Google is planning to foot the bill for WiFi at 47 of the nation’s airports for the rest of the year, beginning Tuesday.
With some travelers spending more time on the ground in airports than on planes during the busy flying season, now seemed an especially fitting time to offer up the perk, Google said.
The list includes the international airports in Miami and Orlando, which are among the world’s 30 busiest airports, as well as five others in Florida. Travelers through smaller airports, such as Montana’s Billings and Bozeman, will also benefit.
Upon signing in, users will be asked if they want to set Google as their homepage or try the Google Chrome browser.
The company is also running a charity campaign to raise money for three nonprofit groups: Engineers without Borders, One Economy Corporation and Climate Savers Computing Initiative. When Google WiFi users first log on, the landing page will offer them the option of donating to the organizations. Google will match donations of up to $250,000 per airport.
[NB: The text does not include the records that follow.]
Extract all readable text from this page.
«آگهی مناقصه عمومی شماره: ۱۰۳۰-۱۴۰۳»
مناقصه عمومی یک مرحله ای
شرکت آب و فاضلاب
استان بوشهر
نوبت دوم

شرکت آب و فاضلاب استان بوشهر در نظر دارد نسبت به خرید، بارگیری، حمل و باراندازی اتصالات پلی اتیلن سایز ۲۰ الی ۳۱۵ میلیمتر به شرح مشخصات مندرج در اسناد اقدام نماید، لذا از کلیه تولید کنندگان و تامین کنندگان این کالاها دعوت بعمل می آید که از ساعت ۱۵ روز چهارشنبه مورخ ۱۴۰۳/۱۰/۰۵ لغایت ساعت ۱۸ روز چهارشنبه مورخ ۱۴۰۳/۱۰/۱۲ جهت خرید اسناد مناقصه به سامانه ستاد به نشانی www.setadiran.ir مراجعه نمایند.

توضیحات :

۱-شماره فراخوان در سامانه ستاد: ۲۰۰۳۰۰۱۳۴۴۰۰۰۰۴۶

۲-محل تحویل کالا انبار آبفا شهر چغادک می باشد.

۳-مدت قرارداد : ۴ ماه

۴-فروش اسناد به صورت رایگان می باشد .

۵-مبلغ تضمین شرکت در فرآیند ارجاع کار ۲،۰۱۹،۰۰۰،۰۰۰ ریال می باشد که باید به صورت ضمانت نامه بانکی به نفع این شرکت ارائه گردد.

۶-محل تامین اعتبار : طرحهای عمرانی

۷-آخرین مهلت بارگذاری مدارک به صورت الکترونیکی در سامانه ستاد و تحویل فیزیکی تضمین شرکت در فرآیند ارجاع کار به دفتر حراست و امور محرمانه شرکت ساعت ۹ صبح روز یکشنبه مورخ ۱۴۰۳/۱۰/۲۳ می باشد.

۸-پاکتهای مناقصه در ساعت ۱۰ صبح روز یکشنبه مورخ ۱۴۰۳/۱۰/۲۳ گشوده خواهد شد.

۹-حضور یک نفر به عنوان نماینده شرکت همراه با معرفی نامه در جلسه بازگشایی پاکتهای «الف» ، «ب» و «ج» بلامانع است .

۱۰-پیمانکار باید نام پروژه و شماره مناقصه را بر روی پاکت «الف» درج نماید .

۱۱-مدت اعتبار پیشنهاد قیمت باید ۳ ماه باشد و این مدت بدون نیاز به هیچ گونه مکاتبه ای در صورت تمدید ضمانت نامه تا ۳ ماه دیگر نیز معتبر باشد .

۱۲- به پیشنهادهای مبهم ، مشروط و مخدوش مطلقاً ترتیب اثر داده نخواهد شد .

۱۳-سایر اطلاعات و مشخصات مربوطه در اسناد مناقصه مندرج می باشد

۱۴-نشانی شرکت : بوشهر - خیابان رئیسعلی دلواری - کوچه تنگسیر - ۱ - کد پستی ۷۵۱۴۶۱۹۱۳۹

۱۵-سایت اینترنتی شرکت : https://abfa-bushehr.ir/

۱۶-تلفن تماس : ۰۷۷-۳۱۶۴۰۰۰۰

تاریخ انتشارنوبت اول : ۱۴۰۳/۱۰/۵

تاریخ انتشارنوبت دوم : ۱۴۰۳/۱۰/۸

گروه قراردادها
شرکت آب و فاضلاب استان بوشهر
Here’s some more travel news you can use:
- British police have charged a United Airlines pilot with being over the alcohol limit while on the job at London’s Heathrow Airport. Scotland Yard say they have charged 51-year-old Erwin Vermont Washington with having too much alcohol in his system while working as a member of aviation staff. Police and airline officials say that Washington was pulled from United Airlines Flight 949, due to fly from London’s Heathrow Airport to Chicago around noon on Monday, after a co-worker suspected him of being drunk. The flight was canceled and the plane’s 124 passengers were put on other flights.
- The Air Transport Association said Monday it expects a 4% decline in the number of people traveling over the Thanksgiving Day holiday, reflecting the erosion in demand with the smaller economy. But with seat-capacity cuts and steep airfare discounting across the industry, planes are likely to remain full, the trade group said. The busiest travel days are expected to be Nov. 20, 25, 29 and 30.
- Continental Airlines has started offering wider, lie-flat sleeper seats on long-haul international routes to catch up with some of its top rivals. British Airways and Delta Air Lines, competitors in the New York market, already offer business class lie-flat seats on many routes. The maiden voyage of Continental’s new seats, on a Boeing 777, flew a week ago to Newark Liberty International Airport from Tokyo.
- Air Canada announced it will now automatically notify travelers about canceled trips through e-mail and text messaging, aiming to ease airport lineups and waits for the call center. Canada’s largest carrier will also provide details directly to consumers about rebooked flights. During last winter’s Christmas holidays, Air Canada was flooded with complaints after being forced to cancel or delay flights due to snowstorms.